None of this should surprise anyone with a modicum of common sense or any experience with business, both of which are in short supply in government. What’s true in Sri Lanka was true in the former Soviet Union and is true in Sacramento. When people who have no concept of how to start or run a business decide that they will control entire industries, the inevitable result is collapse. Socialists, environmentalists and the government officials whose strings they pull are about as economically ignorant as they come. Most have never started or run a business. They have no concept of the requirements of actual production. Many cannot distinguish between costs and prices. They do not appreciate the difference between having to ask for people’s money (as competitive businesses must) and being able to demand it (as governments do, via taxation).
Progressive activists of all stripes claim that the changes they promote will make business “accountable” and the system more “fair.” Neither claim is supported by evidence.

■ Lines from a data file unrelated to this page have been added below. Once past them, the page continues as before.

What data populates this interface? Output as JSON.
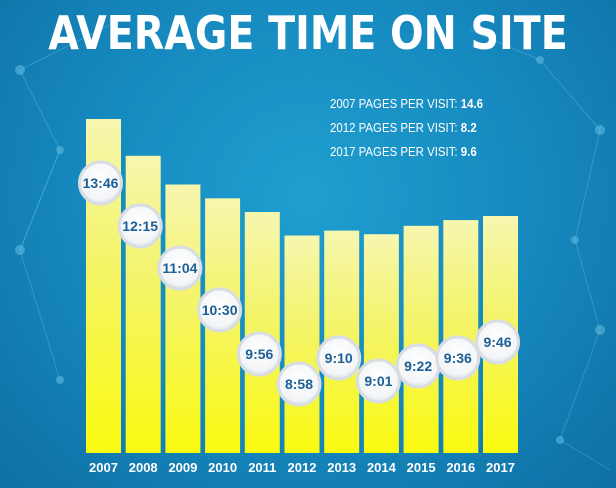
{
  "chart_data": {
    "type": "bar",
    "title": "AVERAGE TIME ON SITE",
    "categories": [
      "2007",
      "2008",
      "2009",
      "2010",
      "2011",
      "2012",
      "2013",
      "2014",
      "2015",
      "2016",
      "2017"
    ],
    "values_seconds": [
      826,
      735,
      664,
      630,
      596,
      538,
      550,
      541,
      562,
      576,
      586
    ],
    "data_labels": [
      "13:46",
      "12:15",
      "11:04",
      "10:30",
      "9:56",
      "8:58",
      "9:10",
      "9:01",
      "9:22",
      "9:36",
      "9:46"
    ],
    "bar_color_top": "#f4f46a",
    "bar_color_bottom": "#fafa1e",
    "background_color": "#1587bd",
    "label_color": "#1b5f96"
  },
  "stats": [
    {
      "label": "2007 PAGES PER VISIT: ",
      "value": "14.6"
    },
    {
      "label": "2012 PAGES PER VISIT: ",
      "value": "8.2"
    },
    {
      "label": "2017 PAGES PER VISIT: ",
      "value": "9.6"
    }
  ]
}
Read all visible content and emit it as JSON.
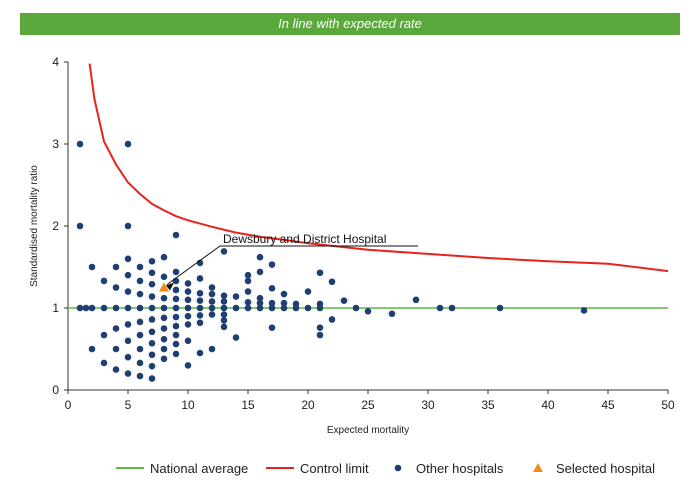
{
  "header": {
    "banner": "In line with expected rate"
  },
  "colors": {
    "banner_bg": "#5aa83c",
    "national": "#5ab947",
    "control": "#e8221d",
    "other": "#1f3f72",
    "selected": "#f08a1d"
  },
  "chart_data": {
    "type": "scatter",
    "title": "In line with expected rate",
    "xlabel": "Expected mortality",
    "ylabel": "Standardised mortality ratio",
    "xlim": [
      0,
      50
    ],
    "ylim": [
      0,
      4
    ],
    "xticks": [
      0,
      5,
      10,
      15,
      20,
      25,
      30,
      35,
      40,
      45,
      50
    ],
    "yticks": [
      0,
      1,
      2,
      3,
      4
    ],
    "grid": false,
    "legend_position": "bottom",
    "legend": [
      "National average",
      "Control limit",
      "Other hospitals",
      "Selected hospital"
    ],
    "national_average": 1,
    "control_limit": {
      "x": [
        1.8,
        2.2,
        3,
        4,
        5,
        6,
        7,
        8,
        9,
        10,
        12,
        14,
        16,
        18,
        20,
        25,
        30,
        35,
        40,
        45,
        50
      ],
      "y": [
        3.98,
        3.55,
        3.03,
        2.75,
        2.53,
        2.39,
        2.27,
        2.19,
        2.12,
        2.07,
        1.99,
        1.92,
        1.87,
        1.83,
        1.79,
        1.71,
        1.66,
        1.61,
        1.57,
        1.54,
        1.45
      ]
    },
    "other_hospitals": [
      [
        1,
        3
      ],
      [
        5,
        3
      ],
      [
        1,
        2
      ],
      [
        5,
        2
      ],
      [
        1,
        1
      ],
      [
        1.5,
        1
      ],
      [
        2,
        1
      ],
      [
        3,
        1
      ],
      [
        4,
        1
      ],
      [
        5,
        1
      ],
      [
        6,
        1
      ],
      [
        7,
        1
      ],
      [
        8,
        1
      ],
      [
        9,
        1
      ],
      [
        10,
        1
      ],
      [
        11,
        1
      ],
      [
        12,
        1
      ],
      [
        13,
        1
      ],
      [
        14,
        1
      ],
      [
        15,
        1
      ],
      [
        16,
        1
      ],
      [
        17,
        1
      ],
      [
        18,
        1
      ],
      [
        19,
        1
      ],
      [
        20,
        1
      ],
      [
        21,
        1
      ],
      [
        2,
        0.5
      ],
      [
        3,
        0.33
      ],
      [
        3,
        0.67
      ],
      [
        4,
        0.75
      ],
      [
        4,
        0.5
      ],
      [
        4,
        0.25
      ],
      [
        5,
        0.8
      ],
      [
        5,
        0.6
      ],
      [
        5,
        0.4
      ],
      [
        5,
        0.2
      ],
      [
        6,
        0.83
      ],
      [
        6,
        0.67
      ],
      [
        6,
        0.5
      ],
      [
        6,
        0.33
      ],
      [
        6,
        0.17
      ],
      [
        7,
        0.86
      ],
      [
        7,
        0.71
      ],
      [
        7,
        0.57
      ],
      [
        7,
        0.43
      ],
      [
        7,
        0.29
      ],
      [
        7,
        0.14
      ],
      [
        8,
        0.88
      ],
      [
        8,
        0.75
      ],
      [
        8,
        0.62
      ],
      [
        8,
        0.5
      ],
      [
        8,
        0.38
      ],
      [
        9,
        0.89
      ],
      [
        9,
        0.78
      ],
      [
        9,
        0.67
      ],
      [
        9,
        0.56
      ],
      [
        9,
        0.44
      ],
      [
        10,
        0.9
      ],
      [
        10,
        0.8
      ],
      [
        10,
        0.6
      ],
      [
        10,
        0.3
      ],
      [
        11,
        0.91
      ],
      [
        11,
        0.82
      ],
      [
        11,
        0.45
      ],
      [
        12,
        0.92
      ],
      [
        12,
        0.5
      ],
      [
        13,
        0.92
      ],
      [
        13,
        0.85
      ],
      [
        13,
        0.77
      ],
      [
        14,
        0.64
      ],
      [
        2,
        1.5
      ],
      [
        3,
        1.33
      ],
      [
        4,
        1.5
      ],
      [
        4,
        1.25
      ],
      [
        5,
        1.6
      ],
      [
        5,
        1.4
      ],
      [
        5,
        1.2
      ],
      [
        6,
        1.5
      ],
      [
        6,
        1.33
      ],
      [
        6,
        1.17
      ],
      [
        7,
        1.57
      ],
      [
        7,
        1.43
      ],
      [
        7,
        1.29
      ],
      [
        7,
        1.14
      ],
      [
        8,
        1.62
      ],
      [
        8,
        1.38
      ],
      [
        8,
        1.12
      ],
      [
        9,
        1.89
      ],
      [
        9,
        1.44
      ],
      [
        9,
        1.33
      ],
      [
        9,
        1.22
      ],
      [
        9,
        1.11
      ],
      [
        10,
        1.3
      ],
      [
        10,
        1.2
      ],
      [
        10,
        1.1
      ],
      [
        11,
        1.55
      ],
      [
        11,
        1.36
      ],
      [
        11,
        1.18
      ],
      [
        11,
        1.09
      ],
      [
        12,
        1.25
      ],
      [
        12,
        1.17
      ],
      [
        12,
        1.08
      ],
      [
        13,
        1.69
      ],
      [
        13,
        1.15
      ],
      [
        13,
        1.08
      ],
      [
        14,
        1.14
      ],
      [
        15,
        1.4
      ],
      [
        15,
        1.33
      ],
      [
        15,
        1.2
      ],
      [
        15,
        1.07
      ],
      [
        16,
        1.62
      ],
      [
        16,
        1.44
      ],
      [
        16,
        1.12
      ],
      [
        16,
        1.06
      ],
      [
        17,
        1.53
      ],
      [
        17,
        1.24
      ],
      [
        17,
        1.06
      ],
      [
        17,
        0.76
      ],
      [
        18,
        1.17
      ],
      [
        18,
        1.06
      ],
      [
        19,
        1.05
      ],
      [
        20,
        1.2
      ],
      [
        21,
        1.43
      ],
      [
        21,
        1.05
      ],
      [
        21,
        0.76
      ],
      [
        21,
        0.67
      ],
      [
        22,
        1.32
      ],
      [
        22,
        0.86
      ],
      [
        23,
        1.09
      ],
      [
        24,
        1
      ],
      [
        25,
        0.96
      ],
      [
        27,
        0.93
      ],
      [
        29,
        1.1
      ],
      [
        31,
        1
      ],
      [
        32,
        1
      ],
      [
        36,
        1
      ],
      [
        43,
        0.97
      ]
    ],
    "selected_hospital": {
      "name": "Dewsbury and District Hospital",
      "x": 8,
      "y": 1.25
    }
  }
}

Too much government control over business does not eliminate corruption, but breeds it. Business leaders soon realize that their survival depends not upon pleasing customers, but bribing government officials. And once producers are no longer accountable to consumers, product and service quality goes right into the toilet. (Assuming, of course, that you can get a toilet. A staggering number of the global population – in countries without truly democratic governments or robust, entrepreneurially capitalistic economies - still doesn’t have indoor plumbing.)
And, like killing the goose that lays golden eggs, transforming the U.S. into a command-and-control style economy with decisions driven by ideologues pitching scientifically unproven (or worse, disproven) theories will not better or more fairly distribute the goods and services that private enterprise creates. It will slowly constrict production and provision of those goods and services - just as Biden's policies are doing now – until it’s no longer possible to produce at all. When that happens, millions starve. (As seen in yet another example of failed collectivism, Mao Jedong’s “Great Leap Forward” in 1960s China.)

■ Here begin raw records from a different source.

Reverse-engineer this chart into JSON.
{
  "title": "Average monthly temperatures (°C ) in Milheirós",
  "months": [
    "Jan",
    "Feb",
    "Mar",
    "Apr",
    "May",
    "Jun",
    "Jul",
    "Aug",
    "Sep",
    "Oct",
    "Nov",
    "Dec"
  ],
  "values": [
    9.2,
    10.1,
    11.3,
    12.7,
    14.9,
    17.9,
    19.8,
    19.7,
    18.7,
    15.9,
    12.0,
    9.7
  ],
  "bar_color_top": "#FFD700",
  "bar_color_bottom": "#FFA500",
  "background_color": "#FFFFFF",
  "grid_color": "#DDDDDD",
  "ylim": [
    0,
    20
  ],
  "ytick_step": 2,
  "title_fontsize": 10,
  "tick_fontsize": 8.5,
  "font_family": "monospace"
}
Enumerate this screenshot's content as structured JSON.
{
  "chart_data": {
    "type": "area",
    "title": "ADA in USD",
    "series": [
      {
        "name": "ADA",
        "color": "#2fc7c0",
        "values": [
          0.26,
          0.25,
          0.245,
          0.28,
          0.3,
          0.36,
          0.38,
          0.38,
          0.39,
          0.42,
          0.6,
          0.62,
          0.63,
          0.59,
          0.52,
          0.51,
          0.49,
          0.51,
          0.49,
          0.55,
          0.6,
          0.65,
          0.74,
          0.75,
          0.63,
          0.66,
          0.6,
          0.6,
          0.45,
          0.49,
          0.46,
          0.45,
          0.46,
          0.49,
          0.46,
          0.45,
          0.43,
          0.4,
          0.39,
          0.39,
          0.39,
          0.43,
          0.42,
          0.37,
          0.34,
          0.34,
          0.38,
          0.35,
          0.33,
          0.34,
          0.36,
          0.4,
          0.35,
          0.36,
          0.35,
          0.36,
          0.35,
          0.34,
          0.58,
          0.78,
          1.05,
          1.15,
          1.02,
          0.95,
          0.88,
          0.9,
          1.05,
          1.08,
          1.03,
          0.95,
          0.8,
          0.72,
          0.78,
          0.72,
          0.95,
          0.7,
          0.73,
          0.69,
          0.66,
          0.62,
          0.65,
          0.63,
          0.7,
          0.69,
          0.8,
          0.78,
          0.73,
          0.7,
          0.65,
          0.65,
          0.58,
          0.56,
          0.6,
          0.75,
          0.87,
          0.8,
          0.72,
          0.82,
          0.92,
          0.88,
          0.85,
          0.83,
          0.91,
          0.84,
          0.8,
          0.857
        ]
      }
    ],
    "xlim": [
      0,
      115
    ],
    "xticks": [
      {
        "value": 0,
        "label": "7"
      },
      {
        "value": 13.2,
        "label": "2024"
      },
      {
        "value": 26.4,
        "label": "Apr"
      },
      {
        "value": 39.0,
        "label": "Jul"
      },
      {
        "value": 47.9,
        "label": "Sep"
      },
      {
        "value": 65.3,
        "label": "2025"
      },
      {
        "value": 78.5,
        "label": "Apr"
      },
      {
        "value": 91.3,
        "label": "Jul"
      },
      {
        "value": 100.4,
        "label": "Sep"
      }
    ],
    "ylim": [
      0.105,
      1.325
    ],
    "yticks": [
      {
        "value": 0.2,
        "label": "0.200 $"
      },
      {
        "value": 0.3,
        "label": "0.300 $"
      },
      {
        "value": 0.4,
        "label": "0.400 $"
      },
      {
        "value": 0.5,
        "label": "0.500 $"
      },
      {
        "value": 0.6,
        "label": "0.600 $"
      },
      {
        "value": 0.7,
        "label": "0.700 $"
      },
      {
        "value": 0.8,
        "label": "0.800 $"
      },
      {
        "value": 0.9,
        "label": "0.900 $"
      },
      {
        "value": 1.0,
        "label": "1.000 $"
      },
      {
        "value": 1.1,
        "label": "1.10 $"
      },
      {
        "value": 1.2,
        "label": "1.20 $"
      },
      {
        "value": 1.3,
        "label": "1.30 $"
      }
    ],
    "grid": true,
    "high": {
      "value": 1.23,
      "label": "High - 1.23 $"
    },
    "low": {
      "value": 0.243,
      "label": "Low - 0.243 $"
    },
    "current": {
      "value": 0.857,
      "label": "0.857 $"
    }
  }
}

There are some (arguably fringe) environmentalists who might not be devastated by that result. Paul Ehrlich authored “The Population Bomb,” a 1968 best-seller with doomsaying overpopulation predictions. Ehrlich’s wild-eyed predictions never came to pass, but did prompt government policies responsible for some of the worst human rights abuses in history. (Author Charles C. Mann laid this out in grim detail in an excellent 2018 article for Smithsonian magazine.) Despite that, Ehrlich is still calling for “a massive reduction in the number of humans” on earth.

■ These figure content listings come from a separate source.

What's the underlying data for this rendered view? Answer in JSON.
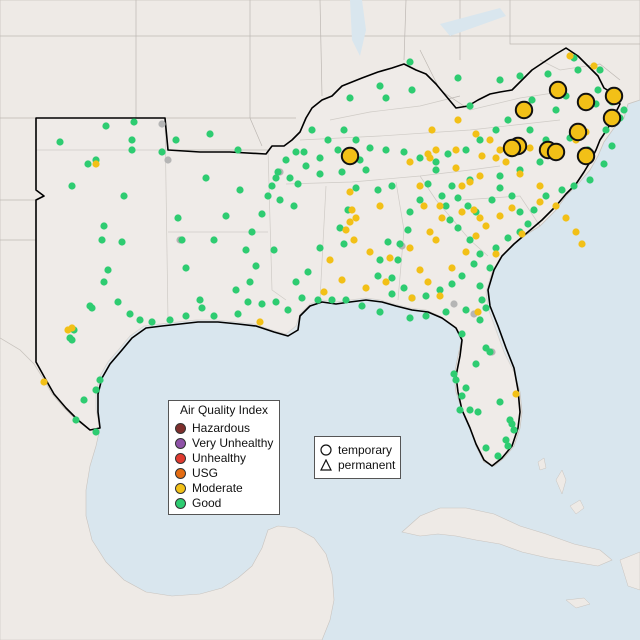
{
  "legend": {
    "title": "Air Quality Index",
    "categories": [
      {
        "label": "Hazardous",
        "color": "#7e2f2c"
      },
      {
        "label": "Very Unhealthy",
        "color": "#8f52a8"
      },
      {
        "label": "Unhealthy",
        "color": "#e03a2f"
      },
      {
        "label": "USG",
        "color": "#e46c12"
      },
      {
        "label": "Moderate",
        "color": "#f2c017"
      },
      {
        "label": "Good",
        "color": "#2ecc71"
      }
    ]
  },
  "monitor_legend": {
    "temporary": "temporary",
    "permanent": "permanent"
  },
  "colors": {
    "water": "#d9e6ee",
    "land": "#eeeae6",
    "highlight_region": "#f1efec",
    "good": "#2ecc71",
    "moderate": "#f2c017",
    "gray_station": "#b5b5b5",
    "region_outline": "#000000"
  },
  "station_counts": {
    "good": 212,
    "moderate": 74,
    "moderate_large": 14
  }
}
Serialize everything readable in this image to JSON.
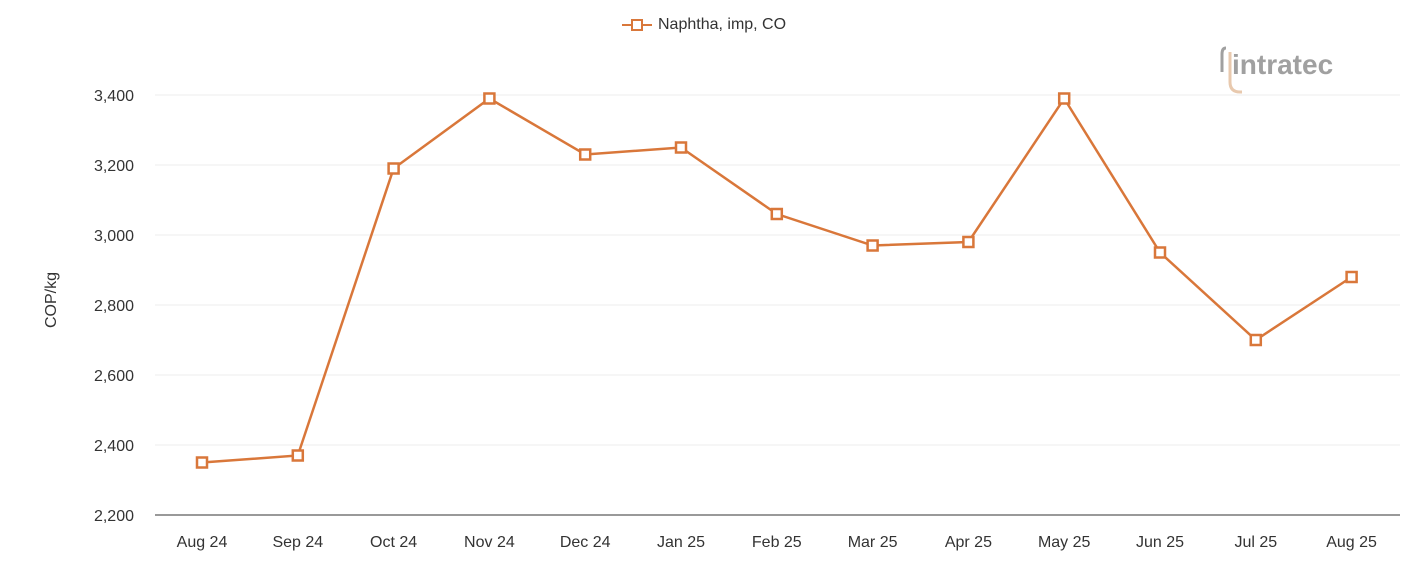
{
  "legend": {
    "label": "Naphtha, imp, CO",
    "color": "#D9773A"
  },
  "logo": {
    "text": "intratec"
  },
  "colors": {
    "line": "#D9773A",
    "marker_fill": "#FFFFFF",
    "grid": "#EEEEEE",
    "axis": "#333333",
    "logo": "#A0A0A0",
    "logo_accent": "#E8C9AE"
  },
  "chart_data": {
    "type": "line",
    "title": "",
    "xlabel": "",
    "ylabel": "COP/kg",
    "categories": [
      "Aug 24",
      "Sep 24",
      "Oct 24",
      "Nov 24",
      "Dec 24",
      "Jan 25",
      "Feb 25",
      "Mar 25",
      "Apr 25",
      "May 25",
      "Jun 25",
      "Jul 25",
      "Aug 25"
    ],
    "series": [
      {
        "name": "Naphtha, imp, CO",
        "values": [
          2350,
          2370,
          3190,
          3390,
          3230,
          3250,
          3060,
          2970,
          2980,
          3390,
          2950,
          2700,
          2880
        ]
      }
    ],
    "ylim": [
      2200,
      3400
    ],
    "yticks": [
      2200,
      2400,
      2600,
      2800,
      3000,
      3200,
      3400
    ],
    "ytick_labels": [
      "2,200",
      "2,400",
      "2,600",
      "2,800",
      "3,000",
      "3,200",
      "3,400"
    ],
    "grid": true,
    "legend_position": "top-center",
    "marker": "square-open"
  }
}
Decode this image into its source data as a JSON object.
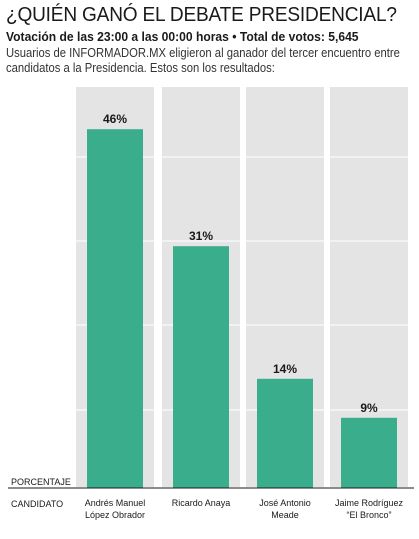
{
  "header": {
    "title": "¿QUIÉN GANÓ EL DEBATE PRESIDENCIAL?",
    "subtitle": "Votación de las 23:00 a las 00:00 horas • Total de votos: 5,645",
    "description": "Usuarios de INFORMADOR.MX eligieron al ganador del tercer encuentro entre candidatos a la Presidencia. Estos son los resultados:"
  },
  "colors": {
    "bar": "#3aad8c",
    "panel": "#e4e4e4",
    "grid": "#ffffff"
  },
  "chart_data": {
    "type": "bar",
    "title": "¿QUIÉN GANÓ EL DEBATE PRESIDENCIAL?",
    "ylabel": "PORCENTAJE",
    "xlabel": "CANDIDATO",
    "ylim": [
      0,
      50
    ],
    "grid": true,
    "categories": [
      [
        "Andrés Manuel",
        "López Obrador"
      ],
      [
        "Ricardo Anaya"
      ],
      [
        "José Antonio",
        "Meade"
      ],
      [
        "Jaime Rodríguez",
        "“El Bronco”"
      ]
    ],
    "values": [
      46,
      31,
      14,
      9
    ],
    "data_labels": [
      "46%",
      "31%",
      "14%",
      "9%"
    ]
  }
}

Others – only slightly less extreme than Ehrlich – describe their ideal system as one of global “democratic eco-socialism,” where a small group of elites will decide what the everyone on the planet gets to have and do.
Regardless of their pet theories or reasons for wanting it, history shows that central planners and their top-down, command-and-control economics never work. Their theories are inevitably wrong in ways they did not anticipate, their desired goals don’t materialize, and the unintended consequences of their errors are even more destructive than the problems they allegedly sought to solve.
The United States is not – yet – on the brink of collapse. But economic policies preached by the ignorant and the arrogant can destroy our prosperity and peace, just as they have in the countries that took that path. More than 100 million people have died and untold amounts of wealth have been destroyed proving this point over and over again. We ignore the lesson at our peril.